Regular Expression Format

Regular expressions are used to match the user names attached to print jobs, where the user name has been "mangled", i.e. altered by having extra characters added to the beginning and/or end of it. Regular expressions have three parts: a pre-match string that matches any characters that appear in the user name string before the actual user name; a match string, which matches the actual user name; and a post-match string which identifies any characters that appear after the actual user name.

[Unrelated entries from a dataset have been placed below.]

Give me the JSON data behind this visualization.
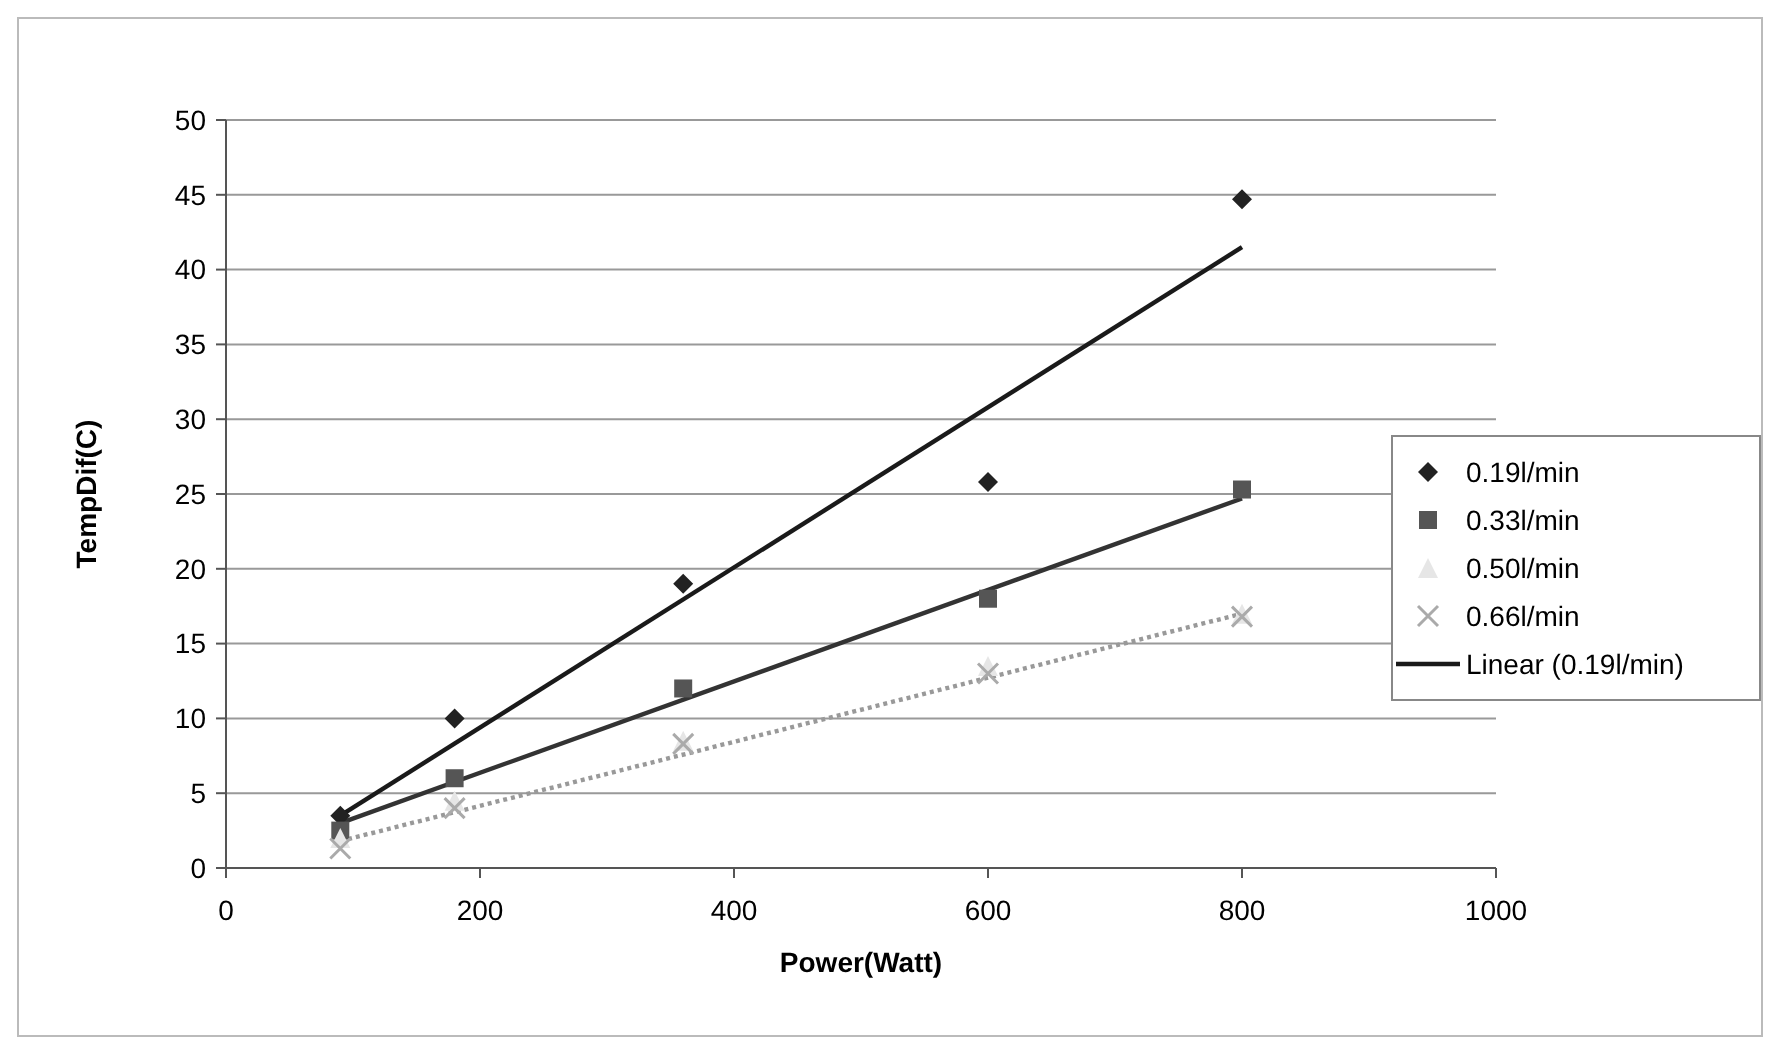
{
  "chart_data": {
    "type": "scatter",
    "xlabel": "Power(Watt)",
    "ylabel": "TempDif(C)",
    "xlim": [
      0,
      1000
    ],
    "ylim": [
      0,
      50
    ],
    "xticks": [
      0,
      200,
      400,
      600,
      800,
      1000
    ],
    "yticks": [
      0,
      5,
      10,
      15,
      20,
      25,
      30,
      35,
      40,
      45,
      50
    ],
    "grid": "y",
    "legend": "right",
    "series": [
      {
        "name": "0.19l/min",
        "marker": "diamond",
        "color": "#222222",
        "x": [
          90,
          180,
          360,
          600,
          800
        ],
        "values": [
          3.5,
          10,
          19,
          25.8,
          44.7
        ]
      },
      {
        "name": "0.33l/min",
        "marker": "square",
        "color": "#555555",
        "x": [
          90,
          180,
          360,
          600,
          800
        ],
        "values": [
          2.5,
          6,
          12,
          18,
          25.3
        ]
      },
      {
        "name": "0.50l/min",
        "marker": "triangle",
        "color": "#e6e6e6",
        "x": [
          90,
          180,
          360,
          600,
          800
        ],
        "values": [
          2,
          4.5,
          8.5,
          13.5,
          17
        ]
      },
      {
        "name": "0.66l/min",
        "marker": "cross",
        "color": "#aaaaaa",
        "x": [
          90,
          180,
          360,
          600,
          800
        ],
        "values": [
          1.3,
          4,
          8.3,
          13,
          16.8
        ]
      },
      {
        "name": "Linear (0.19l/min)",
        "type": "line",
        "marker": "none",
        "line_style": "solid",
        "color": "#1a1a1a",
        "x": [
          90,
          800
        ],
        "values": [
          3.5,
          41.5
        ]
      },
      {
        "type": "line",
        "marker": "none",
        "line_style": "solid",
        "color": "#333333",
        "x": [
          90,
          800
        ],
        "values": [
          3,
          24.7
        ]
      },
      {
        "type": "line",
        "marker": "none",
        "line_style": "dotted",
        "color": "#999999",
        "x": [
          90,
          800
        ],
        "values": [
          1.8,
          17
        ]
      }
    ]
  }
}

Regular expressions are defined in Pharos Administrator at System > System Settings > Regular Expressions tab. Regular expressions are written in a special format, and may contain a number of different special characters.

Special Characters

The following special characters can be used to specify a match in a regular expression:

Special Character

Usage

. period

Represents a match for any one character.  For example, .at matches "cat", "bat", "hat", etc.

* asterisk

Means match zero or more of what goes before it in the Regular Expression. For example:

  • [a-z]* matches any name or word in lower-case
  • [A-Z]* matches any name or word in upper-case
  • .* matches anything at all, including nothing

+ plus

Means match one or more of what goes before it in the Regular Expression. This is similar to *; the only difference is that * matches on zero or more, while + needs at least one occurrence. So .+ matches any number of characters of any type, but does not match nothing.

( ) parentheses

Identifies parts of Regular Expressions that are treated as one unit. For example, [a-z] matches a single lower case letter, but (and)[a-z] matches a string with the letters "and" followed by a lower case letter e.g. "andy".

[ ] square brackets

Represents a range of possibilities that can be matched. For example, [gpr] matches either "g", "p" or "r", whereas [ ] matches a space .

Using a dash between characters within the brackets indicates a match for that range of characters. For example:

  • [g-r] matches any lower-case character between "g" and "r" inclusive
  • [a-z] matches any lower-case character
  • [0-9] matches any single digit in that range

^ caret

Used as the first character in the set between square brackets, the caret means the Regular Expression does not match any character within the brackets. For example [^gprw] matches any character other than "g", "p", "r" or "w"

Used at the beginning of an expression or sub-expression, the caret means the matched string must be at the beginning of the string being searched. For example, ^abc matches "abc" at the beginning of a string. ^abc.* means a match for any string beginning with "abc".

$ dollar sign

Used at the end of an expression or sub-expression, the dollar sign means the matched string must be at the end of the string being searched.  For example, abc$ matches "abc" at the end of a string. .*abc$ means a match for any string ending with "abc".

? question mark

Identifies the preceding character as an optional element that may occur once or not at all in the string being matched. For example, ABC? matches AB or ABC.

| pipe

Means a choice exists for a match. For example, the Regular Expression .*(s|es) means any characters followed by "s" or "es" so it matches "dogs" or "horses".

\ backslash

Followed by a special character returns that character to its literal form. For example, \* represents an asterisk in the string being matched.

Where consecutive groups of regular expressions are used, the string being matched must mirror the grouping. For example:

  • [a-z]*[ ][a-z]* matches any string comprising two groups of letter combinations separated by a space, such as "john doe"
  • [A-Z][a-z]* matches any word beginning with a capital, such as "Pharos" or "John"

Examples

The following examples illustrate the regular expressions for the pre-match, match and post-match required to match user names in a variety of situations.

 

Name Format Received by Pharos

Required Name Format

Pre-match

Match

Post-match

1

.john smith.abc.efg

john smith

[.]

[a-zA-Z0-9_]*[ ][a-zA-Z0-9_]*

[.][a-zA-Z0-9_]*

2

/o=.../on=.../un=.../n=john

john

.*/n=

[a-zA-Z0-9_]*

 

3

john (192.168.2.1)

john

 

[^ ]*

[ ][(].*

4

 (john)

john

[ ]*[(]

[^)]+

[)].*

Example 1 matches a two-word name that is preceded by a period, and following by a period and any number of other characters. This sort of user name string can be produced by Novell systems.

Example 2 matches any number of characters that occur after "/n=". This sort of user name string can be produced by Novell systems.

Example 3 matches a user name that is followed by a space, then any number of characters in parentheses. This sort of user name string can be produced by Mac and LPR printing systems.

Example 4 matches a user name preceded by any number of spaces and enclosed in parentheses. This is one of the default Regular Expressions installed with Pharos Administrator.